Indeed, doesn't a rare moment of wakefulness occur to us to realize how we are spending our lives with heads dipped in oblivion ostrich-style, with that chronic unwillingness to willfully derail ourselves from those old grooves of familiarity, and try some new daring patterns of experiencing, something that wouldn't belong to that old thinking-box.
At times it seems like a good idea to open ajar one of the eyes by buying new clothes, renovate the house, or even take a vacation. But just watch how fast it all stops looking like a novelty, as our mind rushes to make it a part of our familiar comfort zone which insists on sameness.
And after we have done that "duty" of taking a vacation, how good it feels again to open that front door and with a big sigh of relief say : "Home, sweet home!" Then we can't hardly wait to go back to work, and we call it "back to normal", right? Yes, to many folks vacation is mainly good for one thing - so that they can appreciate their home more.
Thinking in a Box - or Sleeping by a Music Box
To every even half-awakened person "paradigm" is a dirty word. It's a sum total of the mankind's beliefs in a cultural epoch. To me, though, it has some basic characteristics of a religion, inasmuch as you are not supposed to think out of the box of those beliefs, challenge them with new ideas, or question their tenets and their logicalness - without being called a heretic, or being excommunicated from the scientific establishment.
Considering how feverishly the mainstream intellectuals are sticking to their pet-theories - or their favorite version of a virtual reality - any challenging idea that's threatening to wake them up sounds like the earth may not be flat - all over again. They are asleep just like an ordinary Joe who thinks that the only purpose of life is beer, loose women, pizza, and a good football game.
While you can't blame Joe for not knowing any better, those smart dreamers are merely holding the progress back. The metaphor of "turning the alarm off" pretty much describes what they do when their comfortable dream is threatened.

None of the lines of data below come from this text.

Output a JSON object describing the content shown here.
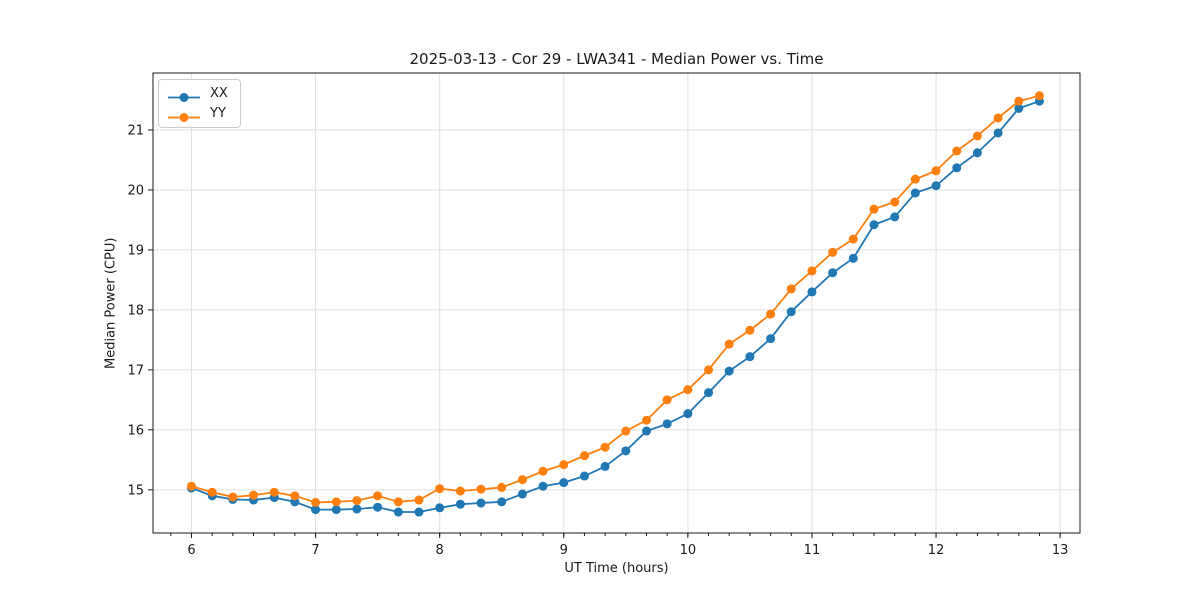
{
  "chart_data": {
    "type": "line",
    "title": "2025-03-13 - Cor 29 - LWA341 - Median Power vs. Time",
    "xlabel": "UT Time (hours)",
    "ylabel": "Median Power (CPU)",
    "xlim": [
      5.69,
      13.16
    ],
    "ylim": [
      14.28,
      21.95
    ],
    "xticks": [
      6,
      7,
      8,
      9,
      10,
      11,
      12,
      13
    ],
    "yticks": [
      15,
      16,
      17,
      18,
      19,
      20,
      21
    ],
    "x_minor_step": 0.1666667,
    "grid": true,
    "grid_color": "#e0e0e0",
    "legend_position": "upper-left",
    "x": [
      6.0,
      6.167,
      6.333,
      6.5,
      6.667,
      6.833,
      7.0,
      7.167,
      7.333,
      7.5,
      7.667,
      7.833,
      8.0,
      8.167,
      8.333,
      8.5,
      8.667,
      8.833,
      9.0,
      9.167,
      9.333,
      9.5,
      9.667,
      9.833,
      10.0,
      10.167,
      10.333,
      10.5,
      10.667,
      10.833,
      11.0,
      11.167,
      11.333,
      11.5,
      11.667,
      11.833,
      12.0,
      12.167,
      12.333,
      12.5,
      12.667,
      12.833
    ],
    "series": [
      {
        "name": "XX",
        "color": "#1f77b4",
        "marker": "circle",
        "values": [
          15.03,
          14.9,
          14.84,
          14.83,
          14.87,
          14.8,
          14.67,
          14.67,
          14.68,
          14.71,
          14.63,
          14.63,
          14.7,
          14.76,
          14.78,
          14.8,
          14.93,
          15.06,
          15.12,
          15.23,
          15.39,
          15.65,
          15.98,
          16.1,
          16.27,
          16.62,
          16.98,
          17.22,
          17.52,
          17.97,
          18.3,
          18.62,
          18.86,
          19.42,
          19.55,
          19.95,
          20.07,
          20.37,
          20.62,
          20.95,
          21.36,
          21.48
        ]
      },
      {
        "name": "YY",
        "color": "#ff7f0e",
        "marker": "circle",
        "values": [
          15.06,
          14.96,
          14.88,
          14.91,
          14.96,
          14.9,
          14.79,
          14.8,
          14.82,
          14.9,
          14.8,
          14.83,
          15.02,
          14.98,
          15.01,
          15.04,
          15.17,
          15.31,
          15.42,
          15.57,
          15.71,
          15.98,
          16.16,
          16.5,
          16.67,
          17.0,
          17.43,
          17.66,
          17.93,
          18.35,
          18.65,
          18.96,
          19.18,
          19.68,
          19.8,
          20.18,
          20.32,
          20.65,
          20.9,
          21.2,
          21.48,
          21.57
        ]
      }
    ]
  }
}
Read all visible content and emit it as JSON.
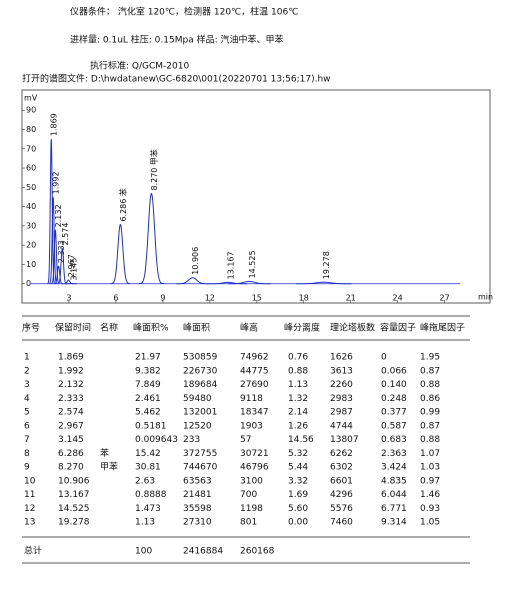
{
  "header": {
    "conditions": "仪器条件：  汽化室 120℃，检测器 120℃，柱温 106℃",
    "injection": "进样量: 0.1uL     柱压: 0.15Mpa    样品: 汽油中苯、甲苯",
    "standard": "执行标准: Q/GCM-2010",
    "file": "打开的谱图文件: D:\\hwdatanew\\GC-6820\\001(20220701 13;56;17).hw"
  },
  "chart_data": {
    "type": "peaks",
    "y_label": "mV",
    "x_label": "min",
    "x": [
      1.869,
      1.992,
      2.132,
      2.333,
      2.574,
      2.967,
      3.145,
      6.286,
      8.27,
      10.906,
      13.167,
      14.525,
      19.278
    ],
    "values": [
      75.0,
      44.8,
      27.7,
      9.1,
      18.3,
      1.9,
      0.1,
      30.7,
      46.8,
      3.1,
      0.7,
      1.2,
      0.8
    ],
    "peak_labels": [
      "1.869",
      "1.992",
      "2.132",
      "2.333",
      "2.574",
      "2.967",
      "3.145",
      "6.286 苯",
      "8.270 甲苯",
      "10.906",
      "13.167",
      "14.525",
      "19.278"
    ],
    "color": "#1f2fd0",
    "xlim": [
      0,
      29.9
    ],
    "ylim": [
      -10,
      100.5
    ],
    "xticks": [
      3,
      6,
      9,
      12,
      15,
      18,
      21,
      24,
      27
    ],
    "yticks": [
      0,
      10,
      20,
      30,
      40,
      50,
      60,
      70,
      80,
      90
    ]
  },
  "table": {
    "columns": [
      "序号",
      "保留时间",
      "名称",
      "峰面积%",
      "峰面积",
      "峰高",
      "峰分离度",
      "理论塔板数",
      "容量因子",
      "峰拖尾因子"
    ],
    "rows": [
      [
        "1",
        "1.869",
        null,
        "21.97",
        "530859",
        "74962",
        "0.76",
        "1626",
        "0",
        "1.95"
      ],
      [
        "2",
        "1.992",
        null,
        "9.382",
        "226730",
        "44775",
        "0.88",
        "3613",
        "0.066",
        "0.87"
      ],
      [
        "3",
        "2.132",
        null,
        "7.849",
        "189684",
        "27690",
        "1.13",
        "2260",
        "0.140",
        "0.88"
      ],
      [
        "4",
        "2.333",
        null,
        "2.461",
        "59480",
        "9118",
        "1.32",
        "2983",
        "0.248",
        "0.86"
      ],
      [
        "5",
        "2.574",
        null,
        "5.462",
        "132001",
        "18347",
        "2.14",
        "2987",
        "0.377",
        "0.99"
      ],
      [
        "6",
        "2.967",
        null,
        "0.5181",
        "12520",
        "1903",
        "1.26",
        "4744",
        "0.587",
        "0.87"
      ],
      [
        "7",
        "3.145",
        null,
        "0.009643",
        "233",
        "57",
        "14.56",
        "13807",
        "0.683",
        "0.88"
      ],
      [
        "8",
        "6.286",
        "苯",
        "15.42",
        "372755",
        "30721",
        "5.32",
        "6262",
        "2.363",
        "1.07"
      ],
      [
        "9",
        "8.270",
        "甲苯",
        "30.81",
        "744670",
        "46796",
        "5.44",
        "6302",
        "3.424",
        "1.03"
      ],
      [
        "10",
        "10.906",
        null,
        "2.63",
        "63563",
        "3100",
        "3.32",
        "6601",
        "4.835",
        "0.97"
      ],
      [
        "11",
        "13.167",
        null,
        "0.8888",
        "21481",
        "700",
        "1.69",
        "4296",
        "6.044",
        "1.46"
      ],
      [
        "12",
        "14.525",
        null,
        "1.473",
        "35598",
        "1198",
        "5.60",
        "5576",
        "6.771",
        "0.93"
      ],
      [
        "13",
        "19.278",
        null,
        "1.13",
        "27310",
        "801",
        "0.00",
        "7460",
        "9.314",
        "1.05"
      ]
    ],
    "total": [
      "总计",
      null,
      null,
      "100",
      "2416884",
      "260168"
    ]
  }
}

It would be one thing to defend their positions in a fair discussion with out-of-box thinkers; but it turns out to be an entirely other thing as they flex their muscle of legal influence and suppress their activity and any further research.

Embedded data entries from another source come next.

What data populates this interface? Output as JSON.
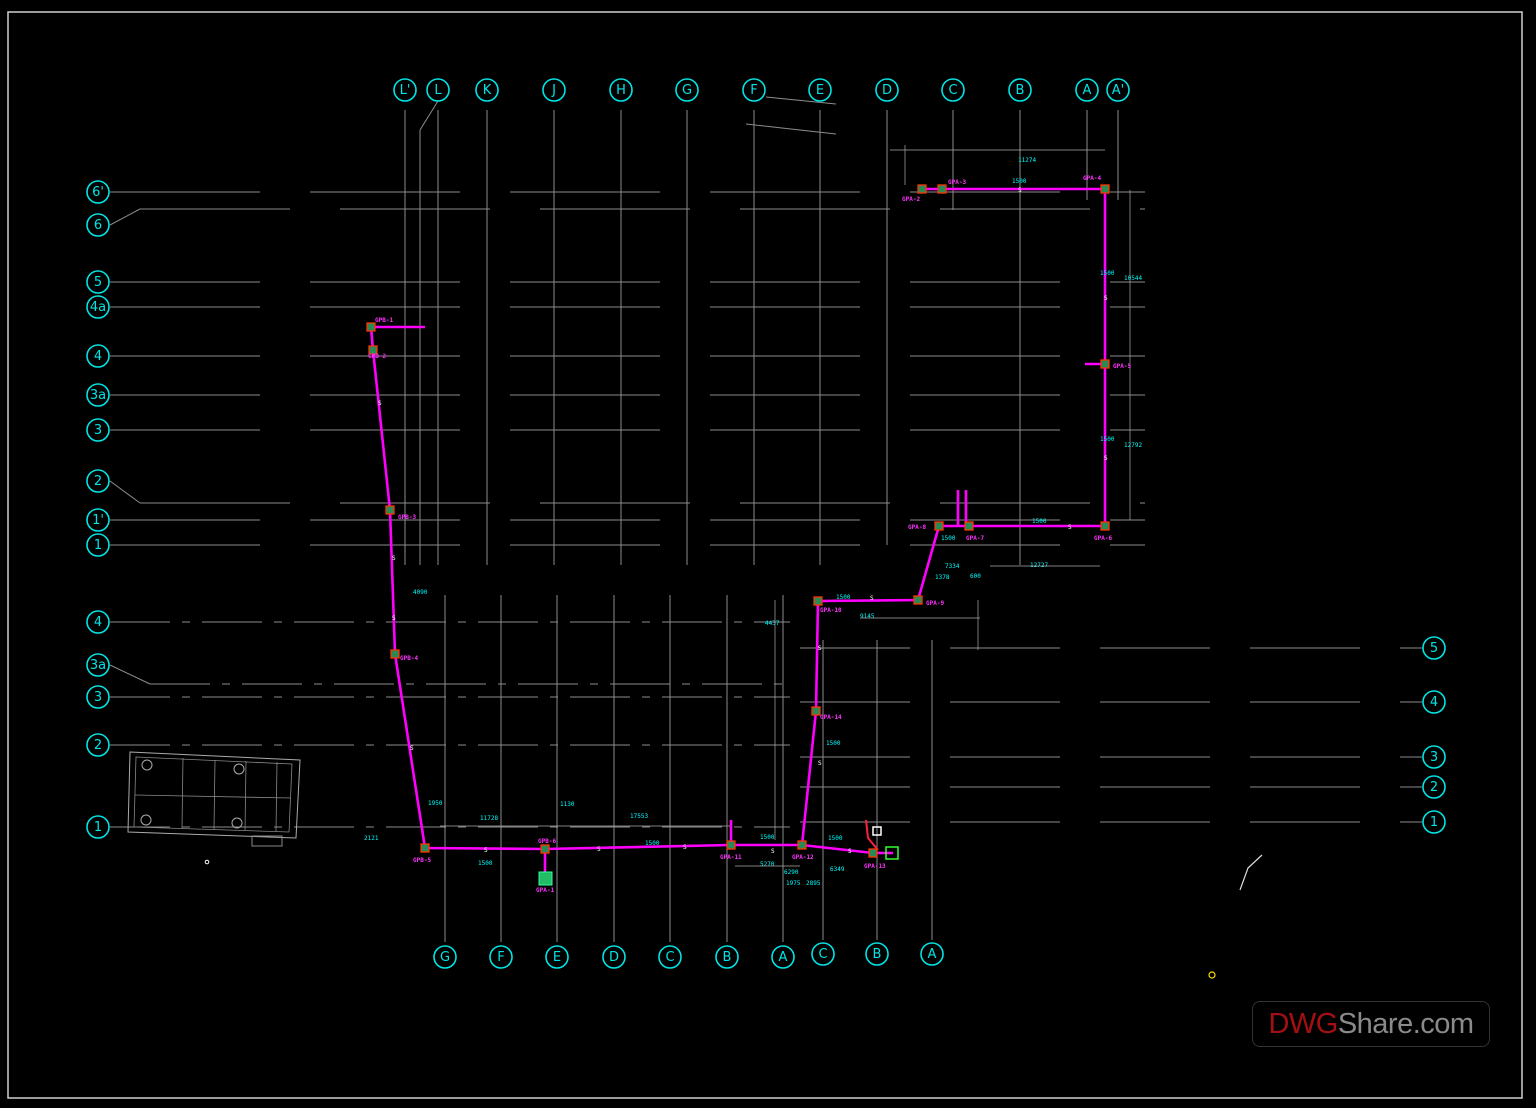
{
  "drawing": {
    "colors": {
      "background": "#000000",
      "grid": "#8c8c8c",
      "bubble": "#00e5e5",
      "pipe": "#ff00ff",
      "node_border": "#ff3300",
      "node_fill": "#33cc66",
      "dimension": "#00ffff",
      "frame": "#cfcfcf"
    },
    "upper_grid": {
      "columns": [
        "L'",
        "L",
        "K",
        "J",
        "H",
        "G",
        "F",
        "E",
        "D",
        "C",
        "B",
        "A",
        "A'"
      ],
      "rows": [
        "6'",
        "6",
        "5",
        "4a",
        "4",
        "3a",
        "3",
        "2",
        "1'",
        "1"
      ]
    },
    "lower_left_grid": {
      "columns": [
        "G",
        "F",
        "E",
        "D",
        "C",
        "B",
        "A"
      ],
      "rows": [
        "4",
        "3a",
        "3",
        "2",
        "1"
      ]
    },
    "lower_right_grid": {
      "columns": [
        "C",
        "B",
        "A"
      ],
      "rows": [
        "5",
        "4",
        "3",
        "2",
        "1"
      ]
    },
    "pipe_tags": [
      "GPB-1",
      "GPB-2",
      "GPB-3",
      "GPB-4",
      "GPB-5",
      "GPB-6",
      "GPA-11",
      "GPA-12",
      "GPA-13",
      "GPA-14",
      "GPA-10",
      "GPA-9",
      "GPA-8",
      "GPA-7",
      "GPA-6",
      "GPA-5",
      "GPA-4",
      "GPA-3",
      "GPA-2",
      "GPA-1"
    ],
    "dimensions": [
      "1500",
      "1500",
      "1500",
      "1500",
      "1500",
      "1500",
      "1500",
      "1500",
      "1500",
      "11274",
      "17553",
      "11728",
      "12727",
      "7334",
      "4090",
      "1950",
      "2121",
      "1130",
      "5270",
      "6290",
      "2895",
      "1975",
      "9145",
      "4437",
      "1378",
      "6349",
      "1500",
      "10544",
      "12792",
      "1500",
      "600"
    ],
    "slope_marker": "S"
  },
  "watermark": {
    "brand_red": "DWG",
    "brand_gray": "Share.com"
  }
}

For example, in more than one instance I have heard about someone coming up with a highly promising cure for cancer or another deadly disease, and then his lab was stormed by officials, all papers confiscated, and the person being prosecuted.
Books and books have been written about man's nature, and to me so many resemble those guides for interpreting dreams, not about a wakeful reality. There is nothing we could possibly learn from our "childhood traumas" or any other aspects of our slavery to exaggerated emotionalism, or from anything else for that matter that is not including the leading role of our wakeful consciousness.
So, what Is It to Be Awakened?
In a nutshell, it's a constantly present sense of a free choice of thoughts, emotions, attitudes, beliefs, and actions. It's a willingness to question the suggestiveness of the "obvious". And above all, it's a sense of a spiritual freedom that's beyond all possible interpretations of reality, everything mental, emotional, physical, or circumstantial.
It means staying at all times identified with that spiritual entity that "you" are, detached from your creations and just supervising them non-judgmentally. Then, as you persist with that identification, your mind, your emotions, and your body, and even your circumstances align with that identity.
Long ago someone said: "A great conqueror is not one who conquered cities - but who conquered himself". Or we might say - who succeeded to wake himself up and then stayed awakened.